DANTE ALIGHIERI, it has always seemed to me, made the mistake of his life in dying when he did in the picturesque capital of the Exarchate five hundred and fifty years ago. Had he held on to this mortal coil until after Uncle Sam had perfected the “Gadsden Purchase,” he would have found full scope for his genius in the description of a region in which not only purgatory and hell, but heaven likewise, had combined to produce a bewildering kaleidoscope of all that was wonderful, weird, terrible, and awe-inspiring, with not a little that was beautiful and romantic.
The vast region in the southwest corner of the United States, known on the maps as the Territories of Arizona and New Mexico, may, with perfect frankness, be claimed as the wonder-land of the northern part of America, with the exception, perhaps, of the Republic of Mexico, of which it was once a fragment, and to which, ethnographically, it has never ceased to belong.
In no other section can there be found such extensive areas of desert crossed in every direction by the most asperous mountains, whose profound cañons are the wonder of the world, whose parched flanks are matted with the thorny and leafless vegetation of the tropics, and whose lofty summits are black with the foliage of pines whose graceful branches bend in the welcome breezes from the temperate zone.
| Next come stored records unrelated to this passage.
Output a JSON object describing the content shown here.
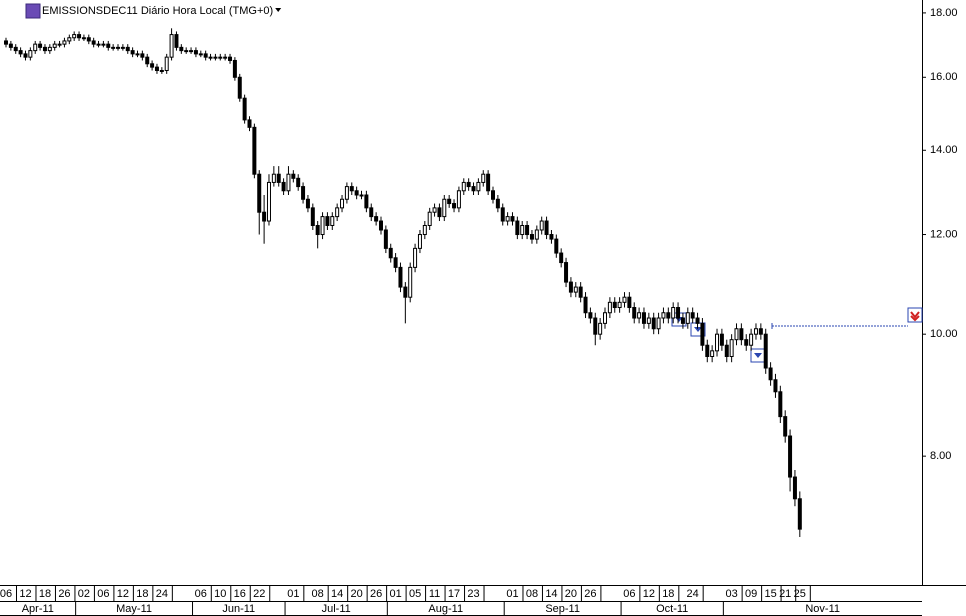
{
  "chart_data": {
    "type": "candlestick",
    "title": "EMISSIONSDEC11 Diário Hora Local (TMG+0)",
    "log_scale": true,
    "ylim": [
      6.32,
      18.43
    ],
    "yticks": [
      {
        "value": 8,
        "label": "8.00"
      },
      {
        "value": 10,
        "label": "10.00"
      },
      {
        "value": 12,
        "label": "12.00"
      },
      {
        "value": 14,
        "label": "14.00"
      },
      {
        "value": 16,
        "label": "16.00"
      },
      {
        "value": 18,
        "label": "18.00"
      }
    ],
    "months": [
      "Apr-11",
      "May-11",
      "Jun-11",
      "Jul-11",
      "Aug-11",
      "Sep-11",
      "Oct-11",
      "Nov-11"
    ],
    "reference_line": {
      "value": 10.15,
      "color": "#2a45b0"
    },
    "categories": [
      "06",
      null,
      null,
      null,
      "12",
      null,
      null,
      null,
      "18",
      null,
      null,
      null,
      "26",
      null,
      null,
      null,
      "02",
      null,
      null,
      null,
      "06",
      null,
      null,
      null,
      "12",
      null,
      null,
      null,
      "18",
      null,
      null,
      null,
      "24",
      null,
      null,
      null,
      null,
      null,
      null,
      null,
      "06",
      null,
      null,
      null,
      "10",
      null,
      null,
      null,
      "16",
      null,
      null,
      null,
      "22",
      null,
      null,
      null,
      null,
      null,
      null,
      "01",
      null,
      null,
      null,
      null,
      "08",
      null,
      null,
      null,
      "14",
      null,
      null,
      null,
      "20",
      null,
      null,
      null,
      "26",
      null,
      null,
      null,
      "01",
      null,
      null,
      null,
      "05",
      null,
      null,
      null,
      "11",
      null,
      null,
      null,
      "17",
      null,
      null,
      null,
      "23",
      null,
      null,
      null,
      null,
      null,
      null,
      null,
      "01",
      null,
      null,
      null,
      "08",
      null,
      null,
      null,
      "14",
      null,
      null,
      null,
      "20",
      null,
      null,
      null,
      "26",
      null,
      null,
      null,
      null,
      null,
      null,
      null,
      "06",
      null,
      null,
      null,
      "12",
      null,
      null,
      null,
      "18",
      null,
      null,
      null,
      null,
      "24",
      null,
      null,
      null,
      null,
      null,
      null,
      null,
      "03",
      null,
      null,
      null,
      "09",
      null,
      null,
      null,
      "15",
      null,
      null,
      "21",
      null,
      null,
      "25"
    ],
    "series": [
      {
        "color": "#000000",
        "open": [
          17.1,
          17.0,
          16.9,
          16.8,
          16.7,
          16.6,
          16.8,
          17.0,
          16.9,
          16.8,
          16.9,
          17.0,
          17.0,
          17.1,
          17.2,
          17.3,
          17.2,
          17.2,
          17.1,
          17.0,
          17.0,
          17.0,
          16.9,
          16.9,
          16.9,
          16.9,
          16.8,
          16.7,
          16.7,
          16.6,
          16.4,
          16.3,
          16.2,
          16.2,
          16.6,
          17.3,
          16.9,
          16.8,
          16.8,
          16.8,
          16.7,
          16.7,
          16.6,
          16.6,
          16.6,
          16.6,
          16.6,
          16.5,
          16.0,
          15.4,
          14.8,
          14.6,
          13.4,
          12.5,
          12.3,
          13.2,
          13.4,
          13.2,
          13.0,
          13.4,
          13.3,
          13.1,
          12.8,
          12.6,
          12.2,
          12.0,
          12.4,
          12.2,
          12.4,
          12.6,
          12.8,
          13.1,
          13.0,
          12.9,
          12.9,
          12.6,
          12.4,
          12.3,
          12.1,
          11.7,
          11.5,
          11.3,
          10.9,
          10.7,
          11.3,
          11.7,
          12.0,
          12.2,
          12.5,
          12.6,
          12.4,
          12.8,
          12.7,
          12.6,
          13.0,
          13.2,
          13.1,
          13.0,
          13.2,
          13.4,
          13.0,
          12.8,
          12.6,
          12.3,
          12.4,
          12.3,
          12.0,
          12.2,
          12.0,
          11.9,
          12.1,
          12.3,
          12.0,
          11.9,
          11.6,
          11.4,
          11.0,
          10.8,
          10.9,
          10.7,
          10.4,
          10.3,
          10.0,
          10.2,
          10.4,
          10.6,
          10.5,
          10.6,
          10.7,
          10.5,
          10.3,
          10.4,
          10.2,
          10.3,
          10.1,
          10.3,
          10.4,
          10.3,
          10.5,
          10.3,
          10.2,
          10.4,
          10.3,
          10.2,
          9.8,
          9.6,
          9.7,
          10.0,
          9.8,
          9.6,
          9.9,
          10.1,
          9.9,
          9.8,
          10.0,
          10.1,
          10.0,
          9.4,
          9.2,
          9.0,
          8.6,
          8.3,
          7.7,
          7.4
        ],
        "high": [
          17.2,
          17.1,
          17.0,
          16.9,
          16.8,
          16.9,
          17.1,
          17.1,
          17.0,
          17.0,
          17.1,
          17.1,
          17.2,
          17.3,
          17.4,
          17.4,
          17.3,
          17.3,
          17.2,
          17.1,
          17.1,
          17.1,
          17.0,
          17.0,
          17.0,
          17.0,
          16.9,
          16.8,
          16.8,
          16.7,
          16.5,
          16.4,
          16.3,
          16.7,
          17.5,
          17.4,
          17.0,
          16.9,
          16.9,
          16.9,
          16.8,
          16.8,
          16.7,
          16.7,
          16.7,
          16.7,
          16.7,
          16.6,
          16.1,
          15.5,
          14.9,
          14.7,
          13.5,
          12.9,
          13.4,
          13.6,
          13.6,
          13.3,
          13.6,
          13.5,
          13.4,
          13.2,
          12.9,
          12.7,
          12.3,
          12.5,
          12.5,
          12.5,
          12.7,
          12.9,
          13.2,
          13.2,
          13.1,
          13.0,
          13.0,
          12.7,
          12.5,
          12.4,
          12.2,
          11.8,
          11.6,
          11.4,
          11.0,
          11.4,
          11.8,
          12.1,
          12.3,
          12.6,
          12.7,
          12.7,
          12.9,
          12.9,
          12.8,
          13.1,
          13.3,
          13.3,
          13.2,
          13.3,
          13.5,
          13.5,
          13.1,
          12.9,
          12.7,
          12.5,
          12.5,
          12.4,
          12.3,
          12.3,
          12.1,
          12.2,
          12.4,
          12.4,
          12.1,
          12.0,
          11.7,
          11.5,
          11.1,
          11.0,
          11.0,
          10.8,
          10.5,
          10.4,
          10.3,
          10.5,
          10.7,
          10.7,
          10.7,
          10.8,
          10.8,
          10.6,
          10.5,
          10.5,
          10.4,
          10.4,
          10.4,
          10.5,
          10.5,
          10.6,
          10.6,
          10.4,
          10.5,
          10.5,
          10.4,
          10.3,
          9.9,
          9.8,
          10.1,
          10.1,
          9.9,
          10.0,
          10.2,
          10.2,
          10.0,
          10.1,
          10.2,
          10.2,
          10.1,
          9.5,
          9.3,
          9.1,
          8.7,
          8.4,
          7.8,
          7.5
        ],
        "low": [
          16.9,
          16.8,
          16.7,
          16.6,
          16.5,
          16.5,
          16.7,
          16.8,
          16.7,
          16.7,
          16.8,
          16.9,
          16.9,
          17.0,
          17.1,
          17.1,
          17.1,
          17.0,
          16.9,
          16.9,
          16.9,
          16.8,
          16.8,
          16.8,
          16.8,
          16.7,
          16.6,
          16.6,
          16.5,
          16.3,
          16.2,
          16.1,
          16.1,
          16.1,
          16.5,
          16.8,
          16.7,
          16.7,
          16.7,
          16.6,
          16.6,
          16.5,
          16.5,
          16.5,
          16.5,
          16.5,
          16.4,
          15.9,
          15.3,
          14.7,
          14.5,
          13.3,
          12.0,
          11.8,
          12.2,
          13.1,
          13.1,
          12.9,
          12.9,
          13.2,
          13.0,
          12.7,
          12.5,
          12.1,
          11.7,
          11.9,
          12.1,
          12.1,
          12.3,
          12.5,
          12.7,
          12.9,
          12.8,
          12.8,
          12.5,
          12.3,
          12.2,
          12.0,
          11.6,
          11.4,
          11.2,
          10.8,
          10.2,
          10.6,
          11.2,
          11.6,
          11.9,
          12.1,
          12.4,
          12.3,
          12.3,
          12.6,
          12.5,
          12.5,
          12.9,
          13.0,
          12.9,
          12.9,
          13.1,
          12.9,
          12.7,
          12.5,
          12.2,
          12.2,
          12.2,
          11.9,
          11.9,
          11.9,
          11.8,
          11.8,
          12.0,
          11.9,
          11.8,
          11.5,
          11.3,
          10.9,
          10.7,
          10.7,
          10.6,
          10.3,
          10.2,
          9.8,
          9.9,
          10.1,
          10.3,
          10.4,
          10.4,
          10.5,
          10.4,
          10.2,
          10.2,
          10.1,
          10.1,
          10.0,
          10.0,
          10.2,
          10.2,
          10.2,
          10.2,
          10.1,
          10.1,
          10.2,
          10.1,
          9.7,
          9.5,
          9.5,
          9.6,
          9.7,
          9.5,
          9.5,
          9.8,
          9.8,
          9.7,
          9.7,
          9.9,
          9.9,
          9.3,
          9.1,
          8.9,
          8.5,
          8.2,
          7.5,
          7.3,
          6.9
        ],
        "close": [
          17.0,
          16.9,
          16.8,
          16.7,
          16.6,
          16.8,
          17.0,
          16.9,
          16.8,
          16.9,
          17.0,
          17.0,
          17.1,
          17.2,
          17.3,
          17.2,
          17.2,
          17.1,
          17.0,
          17.0,
          17.0,
          16.9,
          16.9,
          16.9,
          16.9,
          16.8,
          16.7,
          16.7,
          16.6,
          16.4,
          16.3,
          16.2,
          16.2,
          16.6,
          17.3,
          16.9,
          16.8,
          16.8,
          16.8,
          16.7,
          16.7,
          16.6,
          16.6,
          16.6,
          16.6,
          16.6,
          16.5,
          16.0,
          15.4,
          14.8,
          14.6,
          13.4,
          12.5,
          12.3,
          13.2,
          13.4,
          13.2,
          13.0,
          13.4,
          13.3,
          13.1,
          12.8,
          12.6,
          12.2,
          12.0,
          12.4,
          12.2,
          12.4,
          12.6,
          12.8,
          13.1,
          13.0,
          12.9,
          12.9,
          12.6,
          12.4,
          12.3,
          12.1,
          11.7,
          11.5,
          11.3,
          10.9,
          10.7,
          11.3,
          11.7,
          12.0,
          12.2,
          12.5,
          12.6,
          12.4,
          12.8,
          12.7,
          12.6,
          13.0,
          13.2,
          13.1,
          13.0,
          13.2,
          13.4,
          13.0,
          12.8,
          12.6,
          12.3,
          12.4,
          12.3,
          12.0,
          12.2,
          12.0,
          11.9,
          12.1,
          12.3,
          12.0,
          11.9,
          11.6,
          11.4,
          11.0,
          10.8,
          10.9,
          10.7,
          10.4,
          10.3,
          10.0,
          10.2,
          10.4,
          10.6,
          10.5,
          10.6,
          10.7,
          10.5,
          10.3,
          10.4,
          10.2,
          10.3,
          10.1,
          10.3,
          10.4,
          10.3,
          10.5,
          10.3,
          10.2,
          10.4,
          10.3,
          10.2,
          9.8,
          9.6,
          9.7,
          10.0,
          9.8,
          9.6,
          9.9,
          10.1,
          9.9,
          9.8,
          10.0,
          10.1,
          10.0,
          9.4,
          9.2,
          9.0,
          8.6,
          8.3,
          7.7,
          7.4,
          7.0
        ]
      }
    ]
  }
}
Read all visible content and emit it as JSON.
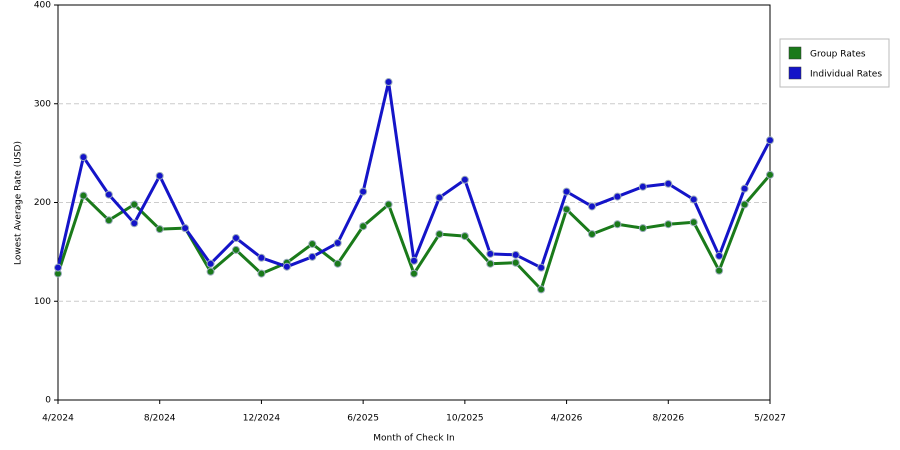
{
  "chart_data": {
    "type": "line",
    "x_label": "Month of Check In",
    "y_label": "Lowest Average Rate (USD)",
    "categories": [
      "4/2024",
      null,
      null,
      null,
      "8/2024",
      null,
      null,
      null,
      "12/2024",
      null,
      null,
      null,
      "6/2025",
      null,
      null,
      null,
      "10/2025",
      null,
      null,
      null,
      "4/2026",
      null,
      null,
      null,
      "8/2026",
      null,
      null,
      null,
      "5/2027"
    ],
    "series": [
      {
        "name": "Group Rates",
        "color": "#1a7a1a",
        "values": [
          128,
          207,
          182,
          198,
          173,
          174,
          130,
          152,
          128,
          139,
          158,
          138,
          176,
          198,
          128,
          168,
          166,
          138,
          139,
          112,
          193,
          168,
          178,
          174,
          178,
          180,
          131,
          198,
          228
        ]
      },
      {
        "name": "Individual Rates",
        "color": "#1414c8",
        "values": [
          134,
          246,
          208,
          179,
          227,
          174,
          138,
          164,
          144,
          135,
          145,
          159,
          211,
          322,
          141,
          205,
          223,
          148,
          147,
          134,
          211,
          196,
          206,
          216,
          219,
          203,
          146,
          214,
          263
        ]
      }
    ],
    "ylim": [
      0,
      400
    ],
    "yticks": [
      0,
      100,
      200,
      300,
      400
    ],
    "grid": true,
    "legend": "right"
  }
}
Here one stumbles at almost every step upon the traces of former populations, of whom so little is known, or sees repeated from peak to peak the signal smokes of the fierce Apaches, whose hostility to the white man dates back to the time of Cortés.
I will begin my narrative by a brief reference to the condition of affairs in Arizona prior to the arrival of General Crook, as by no other means can the arduous nature of the work he accomplished be understood and appreciated. It was a cold and cheerless day—March 10, 1870—when our little troop, “F” of the Third Cavalry, than which a better never bore guidon, marched down the vertical-walled cañon of the Santa Catalina, crossed the insignificant sand-bed of the San Pedro, and came front into line on the parade-ground of Old Camp Grant, at the mouth of the Aravaypa. The sun was shining brightly, and where there was shelter to be found in the foliage of mesquite or cottonwood, there was the merry chatter of birds; but in the open spaces the fierce breath of the norther, laden with dust and discomfort, made the new-comers imagine that an old-fashioned home winter had pursued them into foreign latitudes. A few military formalities hastily concluded, a few words of kindly greeting between ourselves and the members of the First Cavalry whom we met there, and ranks were broken, horses led to the stables, and men filed off to quarters. We had become part and parcel of the garrison of Old Camp Grant, the memory of which is still fragrant as that of the most forlorn parody upon a military garrison in that most woe-begone of military departments, Arizona.